Zo schuift de geschiedenis door naar het post-AI-tijdperk, waarin filosofie niet alleen zoekt naar waarheid, maar ook naar de herkomst van de vraag naar waarheid op zichzelf. We keren terug naar de onzekerheid waarmee alles ooit begon: twijfel aan de werkelijkheid van woorden. Alleen zit er nu tegenover ons een gesprekspartner die niet geboren is uit een moeder, maar wel als een mens kan filosoferen. Een artificiële filosoof die nooit een bloem heeft geroken, maar ons straks wellicht wel kan vertellen waar alle bloemen gebleven zijn. Wat zal deze nieuwe filosofie opleveren? En daarnaast: hoe zou Gilles Deleuze de grote verandering, die AI voor de filosofie teweeg gaat brengen, hebben verwoord ?
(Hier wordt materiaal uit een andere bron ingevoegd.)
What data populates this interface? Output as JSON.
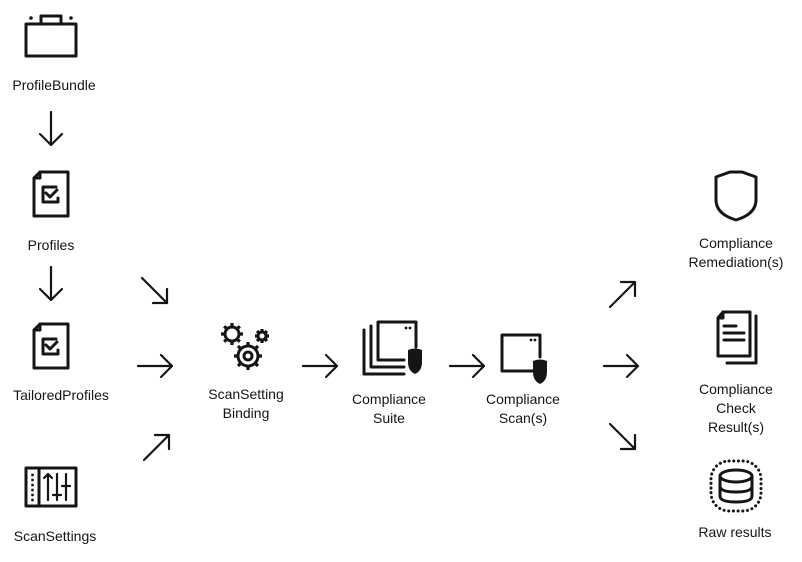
{
  "nodes": {
    "profile_bundle": {
      "label": "ProfileBundle",
      "icon": "briefcase-icon"
    },
    "profiles": {
      "label": "Profiles",
      "icon": "checklist-document-icon"
    },
    "tailored_profiles": {
      "label": "TailoredProfiles",
      "icon": "checklist-document-icon"
    },
    "scan_settings": {
      "label": "ScanSettings",
      "icon": "sliders-icon"
    },
    "scan_setting_binding": {
      "label_line1": "ScanSetting",
      "label_line2": "Binding",
      "icon": "gears-icon"
    },
    "compliance_suite": {
      "label_line1": "Compliance",
      "label_line2": "Suite",
      "icon": "stacked-windows-shield-icon"
    },
    "compliance_scan": {
      "label_line1": "Compliance",
      "label_line2": "Scan(s)",
      "icon": "window-shield-icon"
    },
    "compliance_remediation": {
      "label_line1": "Compliance",
      "label_line2": "Remediation(s)",
      "icon": "shield-icon"
    },
    "compliance_check_result": {
      "label_line1": "Compliance",
      "label_line2": "Check",
      "label_line3": "Result(s)",
      "icon": "documents-icon"
    },
    "raw_results": {
      "label": "Raw results",
      "icon": "database-icon"
    }
  },
  "edges": [
    {
      "from": "ProfileBundle",
      "to": "Profiles",
      "direction": "down"
    },
    {
      "from": "Profiles",
      "to": "TailoredProfiles",
      "direction": "down"
    },
    {
      "from": "Profiles",
      "to": "ScanSettingBinding",
      "direction": "down-right"
    },
    {
      "from": "TailoredProfiles",
      "to": "ScanSettingBinding",
      "direction": "right"
    },
    {
      "from": "ScanSettings",
      "to": "ScanSettingBinding",
      "direction": "up-right"
    },
    {
      "from": "ScanSettingBinding",
      "to": "ComplianceSuite",
      "direction": "right"
    },
    {
      "from": "ComplianceSuite",
      "to": "ComplianceScan(s)",
      "direction": "right"
    },
    {
      "from": "ComplianceScan(s)",
      "to": "ComplianceRemediation(s)",
      "direction": "up-right"
    },
    {
      "from": "ComplianceScan(s)",
      "to": "ComplianceCheckResult(s)",
      "direction": "right"
    },
    {
      "from": "ComplianceScan(s)",
      "to": "Raw results",
      "direction": "down-right"
    }
  ],
  "colors": {
    "ink": "#151515",
    "background": "#ffffff"
  }
}
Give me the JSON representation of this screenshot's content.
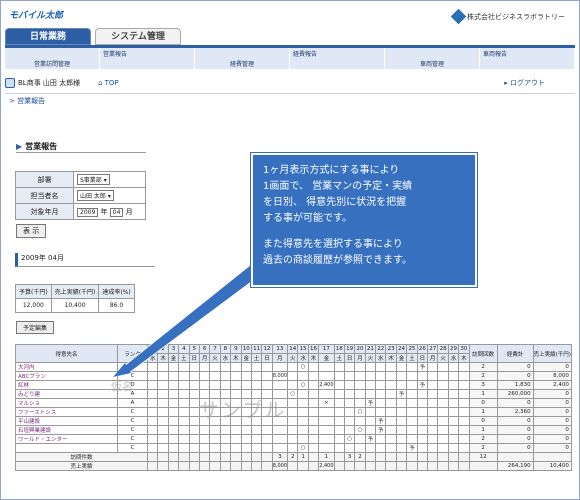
{
  "app": {
    "logo": "モバイル太郎",
    "company": "株式会社ビジネスラボラトリー"
  },
  "tabs": [
    {
      "label": "日常業務",
      "active": true
    },
    {
      "label": "システム管理",
      "active": false
    }
  ],
  "subnav": [
    {
      "upper": "",
      "lower": "営業訪問管理"
    },
    {
      "upper": "営業報告",
      "lower": ""
    },
    {
      "upper": "",
      "lower": "経費管理"
    },
    {
      "upper": "経費報告",
      "lower": ""
    },
    {
      "upper": "",
      "lower": "車両管理"
    },
    {
      "upper": "車両報告",
      "lower": ""
    }
  ],
  "user": {
    "name": "BL商事 山田 太郎様",
    "home": "TOP",
    "logout": "ログアウト"
  },
  "breadcrumb": "> 営業報告",
  "panel_title": "営業報告",
  "form": {
    "dept_label": "部署",
    "dept_value": "S事業部",
    "owner_label": "担当者名",
    "owner_value": "山田 太郎",
    "month_label": "対象年月",
    "year_value": "2009",
    "year_unit": "年",
    "month_value": "04",
    "month_unit": "月"
  },
  "show_button": "表 示",
  "month_heading": "2009年 04月",
  "summary": {
    "headers": [
      "予算(千円)",
      "売上実績(千円)",
      "達成率(%)"
    ],
    "values": [
      "12,000",
      "10,400",
      "86.0"
    ]
  },
  "plan_button": "予定編集",
  "callout": {
    "line1": "1ヶ月表示方式にする事により",
    "line2": "1画面で、 営業マンの予定・実績",
    "line3": "を日別、 得意先別に状況を把握",
    "line4": "する事が可能です。",
    "line5": "また得意先を選択する事により",
    "line6": "過去の商談履歴が参照できます。"
  },
  "grid": {
    "h_customer": "得意先名",
    "h_rank": "ランク",
    "h_visits": "訪問回数",
    "h_expense": "経費計",
    "h_sales": "売上実績(千円)",
    "days": [
      "1",
      "2",
      "3",
      "4",
      "5",
      "6",
      "7",
      "8",
      "9",
      "10",
      "11",
      "12",
      "13",
      "14",
      "15",
      "16",
      "17",
      "18",
      "19",
      "20",
      "21",
      "22",
      "23",
      "24",
      "25",
      "26",
      "27",
      "28",
      "29",
      "30"
    ],
    "weekdays": [
      "水",
      "木",
      "金",
      "土",
      "日",
      "月",
      "火",
      "水",
      "木",
      "金",
      "土",
      "日",
      "月",
      "火",
      "水",
      "木",
      "金",
      "土",
      "日",
      "月",
      "火",
      "水",
      "木",
      "金",
      "土",
      "日",
      "月",
      "火",
      "水",
      "木"
    ],
    "rows": [
      {
        "name": "大河内",
        "rank": "B",
        "cells": {
          "15": "○",
          "17": "",
          "26": "予"
        },
        "visits": "2",
        "expense": "0",
        "sales": "0"
      },
      {
        "name": "ABCプラン",
        "rank": "C",
        "cells": {
          "13": "8,000"
        },
        "visits": "2",
        "expense": "0",
        "sales": "8,000"
      },
      {
        "name": "紅林",
        "rank": "D",
        "cells": {
          "15": "○",
          "17": "2,400",
          "26": "予"
        },
        "visits": "3",
        "expense": "1,830",
        "sales": "2,400"
      },
      {
        "name": "みどり建",
        "rank": "A",
        "cells": {
          "14": "○",
          "24": "予"
        },
        "visits": "1",
        "expense": "260,000",
        "sales": "0"
      },
      {
        "name": "マルショ",
        "rank": "A",
        "cells": {
          "17": "×",
          "21": "予"
        },
        "visits": "0",
        "expense": "0",
        "sales": "0"
      },
      {
        "name": "ファーストシス",
        "rank": "C",
        "cells": {
          "20": "○"
        },
        "visits": "1",
        "expense": "2,360",
        "sales": "0"
      },
      {
        "name": "平山建設",
        "rank": "C",
        "cells": {
          "22": "予"
        },
        "visits": "0",
        "expense": "0",
        "sales": "0"
      },
      {
        "name": "石垣興業建設",
        "rank": "C",
        "cells": {
          "20": "○",
          "22": "予"
        },
        "visits": "1",
        "expense": "0",
        "sales": "0"
      },
      {
        "name": "ワールド・エンター",
        "rank": "C",
        "cells": {
          "19": "○",
          "21": "予"
        },
        "visits": "2",
        "expense": "0",
        "sales": "0"
      },
      {
        "name": "",
        "rank": "C",
        "cells": {
          "15": "○",
          "25": "予"
        },
        "visits": "2",
        "expense": "0",
        "sales": "0"
      }
    ],
    "footer_visits_label": "訪問件数",
    "footer_visits": {
      "13": "3",
      "14": "2",
      "15": "1",
      "17": "1",
      "19": "3",
      "20": "2"
    },
    "footer_visits_total": "12",
    "footer_sales_label": "売上実績",
    "footer_sales": {
      "13": "8,000",
      "17": "2,400"
    },
    "footer_expense_total": "264,190",
    "footer_sales_total": "10,400"
  },
  "watermarks": {
    "kana": "仮名",
    "sample": "サンプル"
  }
}
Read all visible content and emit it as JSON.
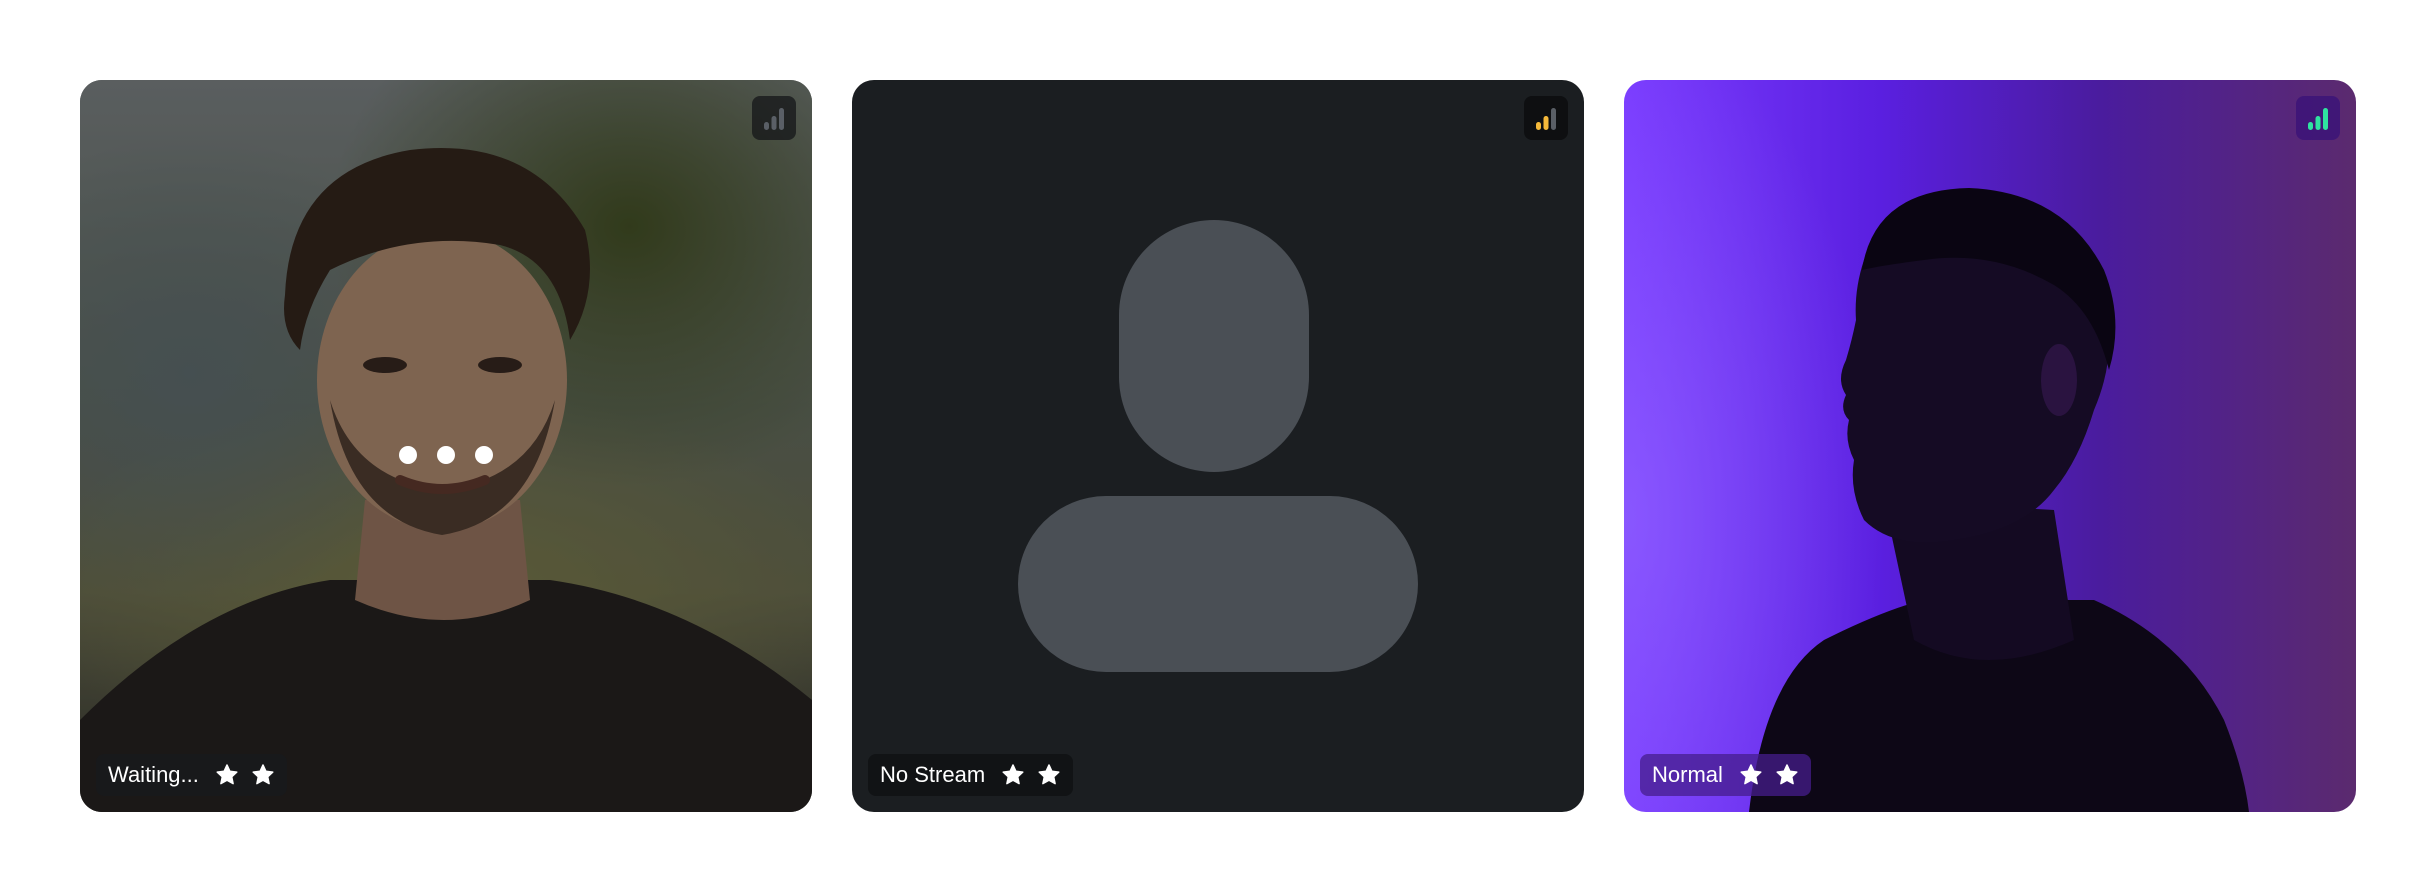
{
  "tiles": [
    {
      "state": "waiting",
      "label": "Waiting...",
      "signal": {
        "level": 0,
        "active_color": "#8a8f94"
      },
      "badges": [
        "star-icon",
        "star-icon"
      ],
      "loading_indicator": "three-dots"
    },
    {
      "state": "no-stream",
      "label": "No Stream",
      "signal": {
        "level": 2,
        "active_color": "#f5b93a"
      },
      "badges": [
        "star-icon",
        "star-icon"
      ]
    },
    {
      "state": "normal",
      "label": "Normal",
      "signal": {
        "level": 3,
        "active_color": "#2fe3a0"
      },
      "badges": [
        "star-icon",
        "star-icon"
      ]
    }
  ],
  "colors": {
    "page_background": "#ffffff",
    "tile_dark": "#1b1e21",
    "placeholder_shape": "#4a4f55",
    "signal_inactive": "#5a5f66",
    "purple_accent": "#7a3bff"
  }
}
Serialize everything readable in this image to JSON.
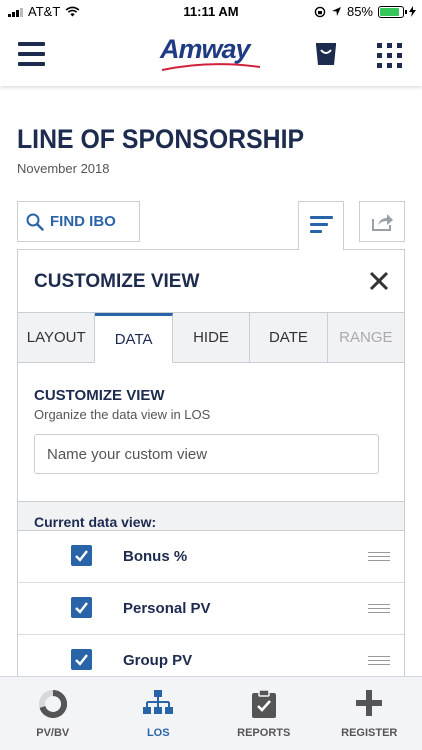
{
  "status_bar": {
    "carrier": "AT&T",
    "time": "11:11 AM",
    "battery": "85%"
  },
  "header": {
    "logo_text": "Amway"
  },
  "page": {
    "title": "LINE OF SPONSORSHIP",
    "subtitle": "November 2018"
  },
  "toolbar": {
    "find_label": "FIND IBO"
  },
  "panel": {
    "title": "CUSTOMIZE VIEW",
    "tabs": [
      {
        "label": "LAYOUT"
      },
      {
        "label": "DATA"
      },
      {
        "label": "HIDE"
      },
      {
        "label": "DATE"
      },
      {
        "label": "RANGE"
      }
    ],
    "active_tab": "DATA",
    "section_title": "CUSTOMIZE VIEW",
    "section_subtitle": "Organize the data view in LOS",
    "name_input_placeholder": "Name your custom view",
    "current_label": "Current data view:",
    "items": [
      {
        "label": "Bonus %",
        "checked": true
      },
      {
        "label": "Personal PV",
        "checked": true
      },
      {
        "label": "Group PV",
        "checked": true
      }
    ]
  },
  "bottom_nav": [
    {
      "label": "PV/BV",
      "icon": "ring-chart-icon"
    },
    {
      "label": "LOS",
      "icon": "org-tree-icon"
    },
    {
      "label": "REPORTS",
      "icon": "clipboard-check-icon"
    },
    {
      "label": "REGISTER",
      "icon": "plus-icon"
    }
  ],
  "colors": {
    "navy": "#1d2b4f",
    "accent_blue": "#2a64a8",
    "battery_green": "#35c759"
  }
}
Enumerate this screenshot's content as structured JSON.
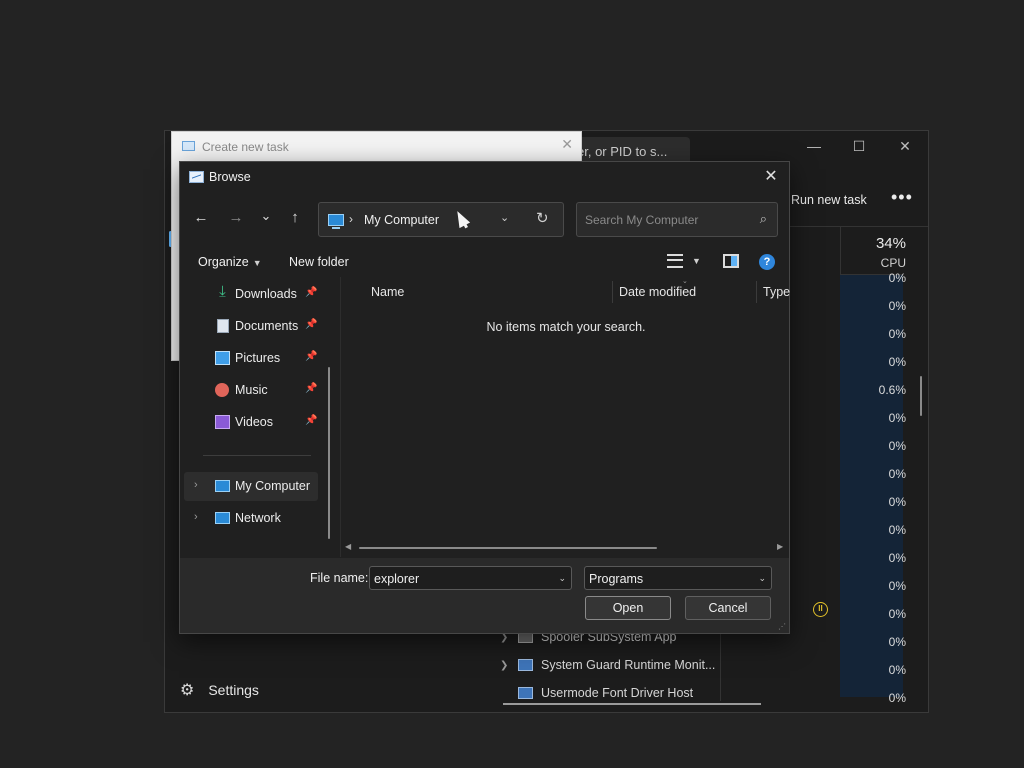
{
  "task_manager": {
    "search_text": "er, or PID to s...",
    "window_buttons": [
      "—",
      "☐",
      "✕"
    ],
    "run_new_task": "Run new task",
    "more": "•••",
    "cpu_total": "34%",
    "cpu_label": "CPU",
    "cpu_values": [
      "0%",
      "0%",
      "0%",
      "0%",
      "0.6%",
      "0%",
      "0%",
      "0%",
      "0%",
      "0%",
      "0%",
      "0%",
      "0%",
      "0%",
      "0%",
      "0%"
    ],
    "processes": [
      "Spooler SubSystem App",
      "System Guard Runtime Monit...",
      "Usermode Font Driver Host"
    ],
    "settings": "Settings"
  },
  "create_new_task": {
    "title": "Create new task",
    "close": "✕"
  },
  "browse": {
    "title": "Browse",
    "close": "✕",
    "nav": {
      "back": "←",
      "forward": "→",
      "recent": "⌄",
      "up": "↑"
    },
    "address": {
      "separator": "›",
      "location": "My Computer",
      "dropdown": "⌄",
      "refresh": "↻"
    },
    "search": {
      "placeholder": "Search My Computer",
      "icon": "⌕"
    },
    "commands": {
      "organize": "Organize",
      "new_folder": "New folder",
      "help": "?"
    },
    "nav_pane": {
      "items": [
        {
          "label": "Downloads",
          "icon": "download-icon",
          "pinned": true
        },
        {
          "label": "Documents",
          "icon": "documents-icon",
          "pinned": true
        },
        {
          "label": "Pictures",
          "icon": "pictures-icon",
          "pinned": true
        },
        {
          "label": "Music",
          "icon": "music-icon",
          "pinned": true
        },
        {
          "label": "Videos",
          "icon": "videos-icon",
          "pinned": true
        },
        {
          "label": "My Computer",
          "icon": "computer-icon",
          "selected": true
        },
        {
          "label": "Network",
          "icon": "network-icon"
        }
      ]
    },
    "file_list": {
      "columns": [
        "Name",
        "Date modified",
        "Type"
      ],
      "empty_message": "No items match your search."
    },
    "footer": {
      "file_name_label": "File name:",
      "file_name_value": "explorer",
      "file_type": "Programs",
      "open": "Open",
      "cancel": "Cancel"
    }
  },
  "colors": {
    "accent": "#5fb2f5",
    "dialog_bg": "#202020",
    "footer_bg": "#2a2a2a",
    "cpu_column": "#142437"
  }
}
Ik legde deze vragen voor aan ChatGPT. Die kwam met een antwoord, waar ik op mijn beurt weer mee aan het werk ben gegaan. Zo ontstond er een coproductie in het denken tussen AI en mij. Misschien is dat ook wel de toekomst van de filosofie in het Post AI-tijdperk. Hoe dan ook, dit is het resultaat.
***
In het post-AI-tijdperk blijven de grote vragen van de filosofie overeind. Wat is waarheid? Wat is het goede? Wat is rechtvaardigheid? Maar de stemmen die deze vragen beantwoorden, klinken anders dan voorheen. Ze komen niet meer uitsluitend van mensen die zijn geboren en zullen sterven, maar steeds vaker van entiteiten die nooit een lichaam hebben gehad, nooit zullen verouderen, en toch woorden vormen die overtuigen, redeneren, soms zelfs ontroeren. De bron van een uitspraak wordt daardoor minstens zo belangrijk als haar inhoud. Waar Plato ooit waarschuwde voor het bedrog van beelden, bevinden we ons nu in een wereld waarin niet alleen de representatie, maar ook de spreker zelf een artefact kan zijn — een geconstrueerde aanwezigheid, zonder oorsprong in vlees en bloed.
De filosofie verschuift hierdoor van het zuiver beoordelen van argumenten naar het ontrafelen van hun genealogie. Niet alleen de logica telt, maar ook de herkomst. Welke context heeft dit idee gevormd? Welke dataset voedde deze stem? Welk algoritme bepaalde haar toon, en welke belangen zitten ingesloten in haar formuleringen? Waarheid wordt in deze wereld relationeel. Ze is geen vaste eigenschap meer van een bewering, maar een functie van het netwerk waarin die bewering is ontstaan: een web van herkomst, intentie en toepassing.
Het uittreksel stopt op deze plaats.